Ever tested patients for procalcitonin to use as an adjunct bio marker to aid in determining quantity of bacterial insult? Or to use as differentiator between viral and bacterial?? Or to utilize to ensure correct antibiotic is being deployed??
Thx for your input to this comments section. Lots of sharing and therefore learning going on.
I think academic Physicians are interested in using procal and other markers for such differentiation but (and obviously I'm speaking only for myself here) when a patient is very ill, the risk of antibiotic overuse is far outweighed by the risk of imminent death or permanent disfigurement from delay to antibiotic administration.
If sepsis/meningitis are on your differential, you get your blood culture, try to get your csf and start appropriate empiric antibiotics because it's way more important to keep your patient alive than to prove how smart and crafty you are with untested, unproven and, quite frankly, useless additional diagnostic steps.
But that's just me and I don't even practice "real" medicine anymore. I'm outpatient in the community (not ER). But if I found out that I or my loved ones were being put on hold waiting for some nonsense surrogate marker, we're gonna have words.
I think also, early in my career, the notion of viral vs bacterial seemed like an interesting question. However, when you see, let's say 1000 patients a month (my average) and basically all of them are fine, then maybe 5 or 10 seem sick enough to require antibiotics, I'm not playing any games for "antibiotic stewardship". I don't care what some uninvested bureaucrat says about it.
Taking this one step further into the emergency world or the critical care world: if someone is actually sick (like "sick" that only someone who has been through medical school and Residency and paid attention can understand), you give the antibiotics and anyone who is antibiotic-phonic better sign a waiver that they are willing to die for their philosophy. And if it is a child, the parents better be willing to sit in jail for making a decision that leads to their child's death
Good points Nate. Procalcitonin is a 20 minute assay and gets back results to docs about as fast as a cbc and no slower than csf. Yes, always adhere to emergency protocol but procalcitonin offers multiple diagnostic benefits post “starting of ED interventions”. Yes, education intensive assay. That’s where intensivist/some pharmacists/infectious Disease specialist(s) can aid.

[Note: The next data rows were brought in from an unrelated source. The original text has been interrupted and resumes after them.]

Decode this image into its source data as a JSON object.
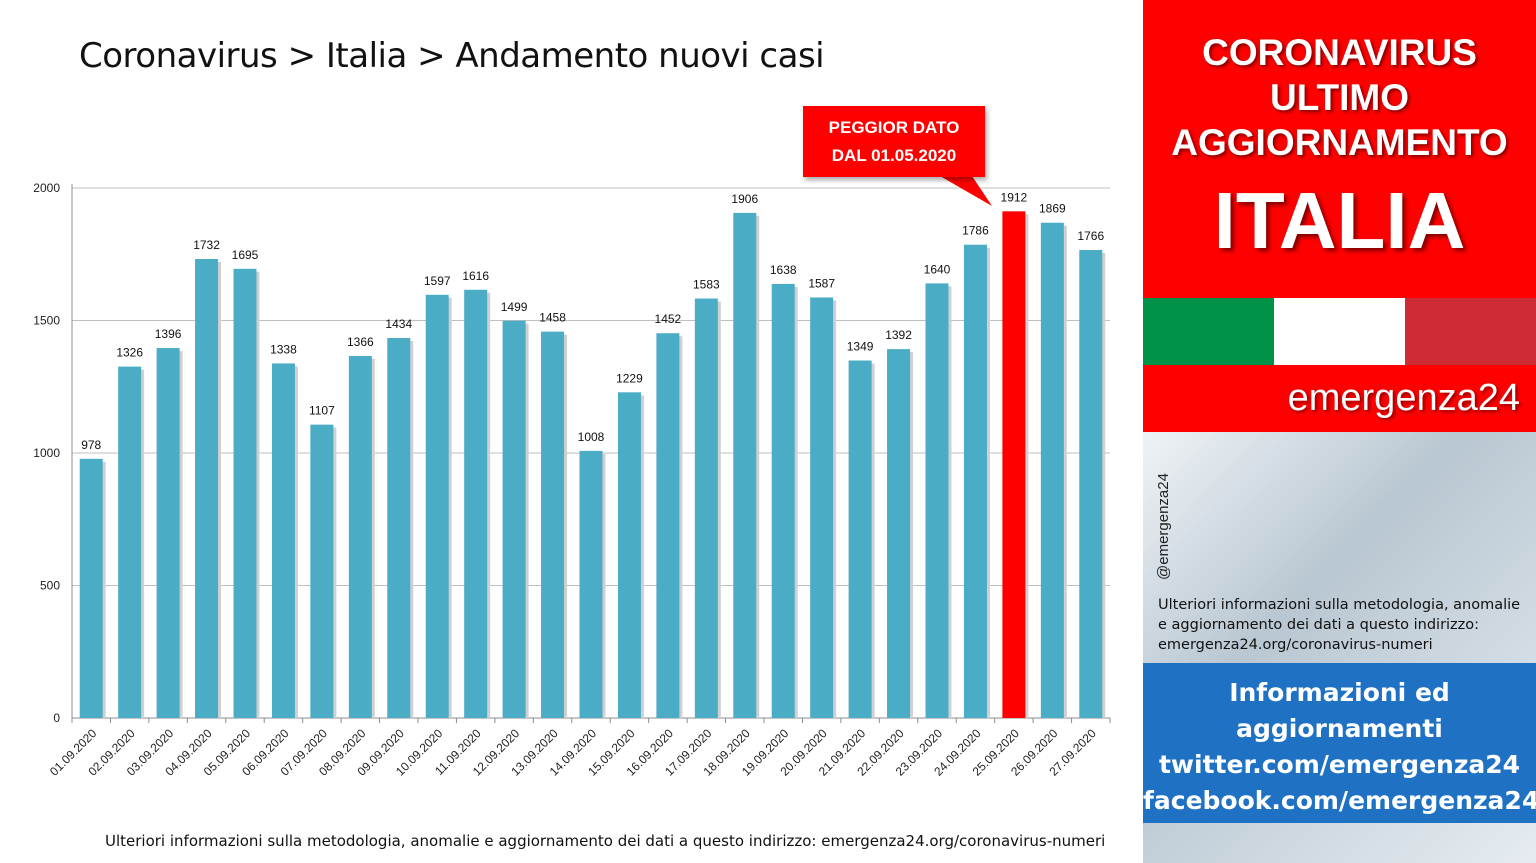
{
  "title": "Coronavirus > Italia > Andamento nuovi casi",
  "callout": {
    "line1": "PEGGIOR DATO",
    "line2": "DAL 01.05.2020"
  },
  "footnote": "Ulteriori informazioni sulla metodologia, anomalie e aggiornamento dei dati a questo indirizzo: emergenza24.org/coronavirus-numeri",
  "sidebar": {
    "headline": [
      "CORONAVIRUS",
      "ULTIMO",
      "AGGIORNAMENTO"
    ],
    "country": "ITALIA",
    "brand": "emergenza24",
    "handle": "@emergenza24",
    "note": "Ulteriori informazioni sulla metodologia, anomalie e aggiornamento dei dati a questo indirizzo: emergenza24.org/coronavirus-numeri",
    "info_lines": [
      "Informazioni ed",
      "aggiornamenti",
      "twitter.com/emergenza24",
      "facebook.com/emergenza24"
    ],
    "flag_colors": [
      "#009246",
      "#ffffff",
      "#ce2b37"
    ]
  },
  "colors": {
    "bar": "#4bacc6",
    "highlight": "#ff0000",
    "grid": "#bfbfbf",
    "red_panel": "#ff0000",
    "blue_panel": "#1f72c3"
  },
  "chart_data": {
    "type": "bar",
    "title": "",
    "xlabel": "",
    "ylabel": "",
    "ylim": [
      0,
      2000
    ],
    "yticks": [
      0,
      500,
      1000,
      1500,
      2000
    ],
    "grid": true,
    "highlight_category": "25.09.2020",
    "categories": [
      "01.09.2020",
      "02.09.2020",
      "03.09.2020",
      "04.09.2020",
      "05.09.2020",
      "06.09.2020",
      "07.09.2020",
      "08.09.2020",
      "09.09.2020",
      "10.09.2020",
      "11.09.2020",
      "12.09.2020",
      "13.09.2020",
      "14.09.2020",
      "15.09.2020",
      "16.09.2020",
      "17.09.2020",
      "18.09.2020",
      "19.09.2020",
      "20.09.2020",
      "21.09.2020",
      "22.09.2020",
      "23.09.2020",
      "24.09.2020",
      "25.09.2020",
      "26.09.2020",
      "27.09.2020"
    ],
    "values": [
      978,
      1326,
      1396,
      1732,
      1695,
      1338,
      1107,
      1366,
      1434,
      1597,
      1616,
      1499,
      1458,
      1008,
      1229,
      1452,
      1583,
      1906,
      1638,
      1587,
      1349,
      1392,
      1640,
      1786,
      1912,
      1869,
      1766
    ]
  }
}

My point was more along the lines of: more data points isn't always better for patient care. If the procal is low, are you gonna bet your patient's life on dc'ing antibiotics if they are ill appearing and responding well on antibiotics?
Just to give a simple analogy that is way less high stakes: in my (granted, brief) career, I can count on one hand the number of times a strep test has changed my management. When they look, sound and smell "streppy", it's almost instantly GAS and when they don't, it's not. When I've tried to explain to parents what "carrier" means, I've been proven right over and over again when we retest when well and get a positive culture.

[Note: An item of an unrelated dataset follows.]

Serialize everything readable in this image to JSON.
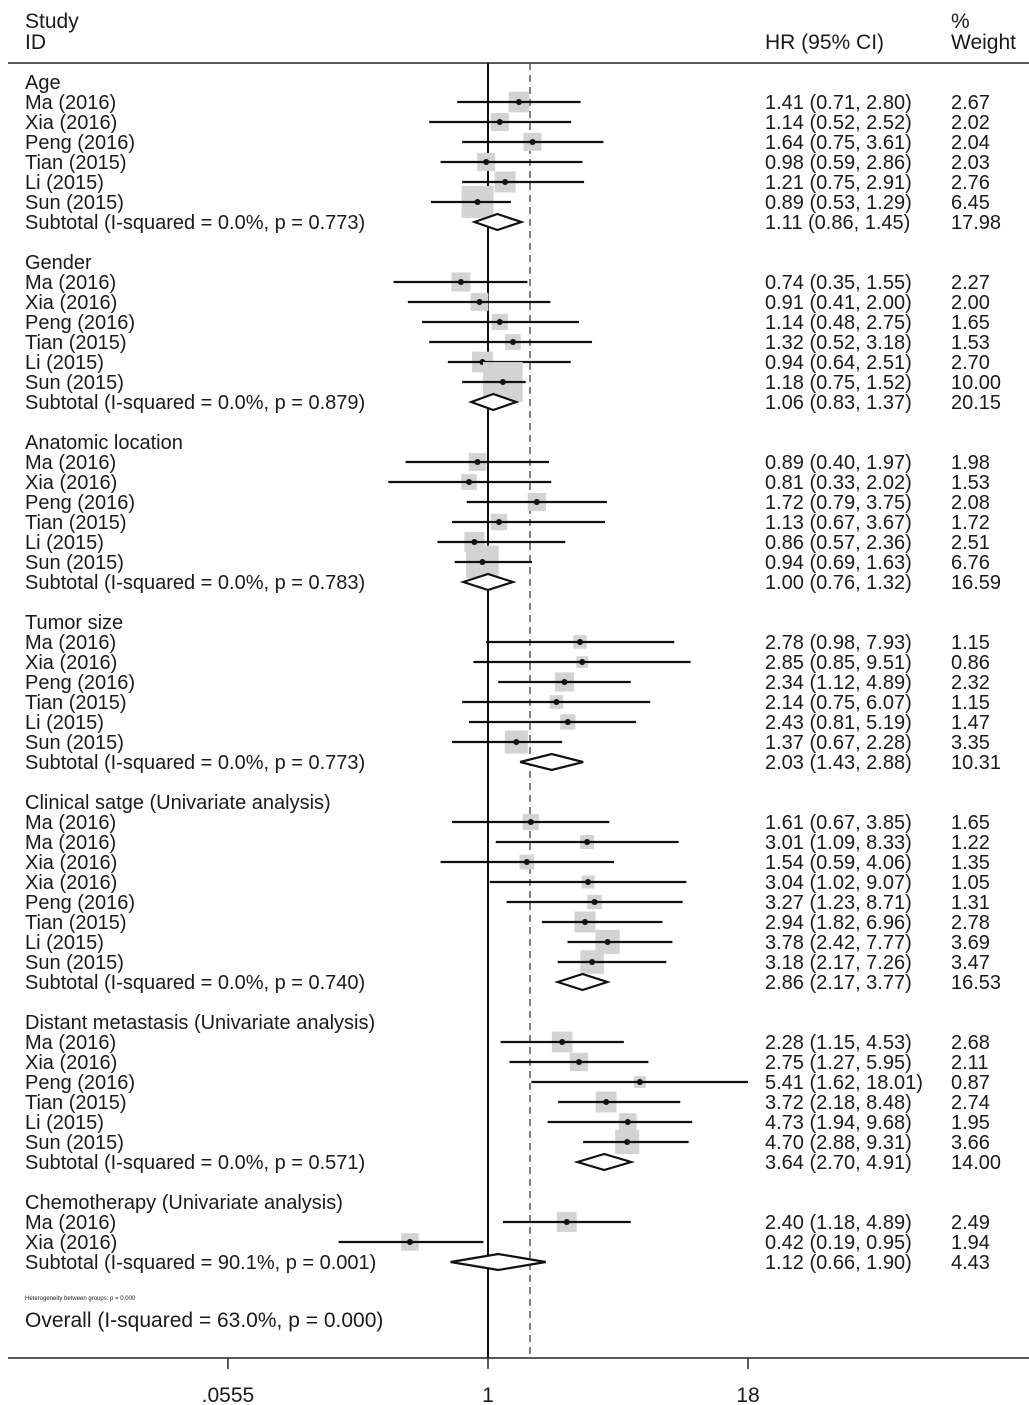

My point is that there is no substitute for education, training, experience and a confident practitioner who puts their name and reputation on the line for every decision they make. Any academician can hide behind their title or their clinical trial and make proclamations that have no bearing on the decisions that clinicians ultimately make based on their eyes, ears and hands (and sometimes noses).
And I say this as someone with infinite respect for academia and research but it needs to stay in its place until ready for primetime.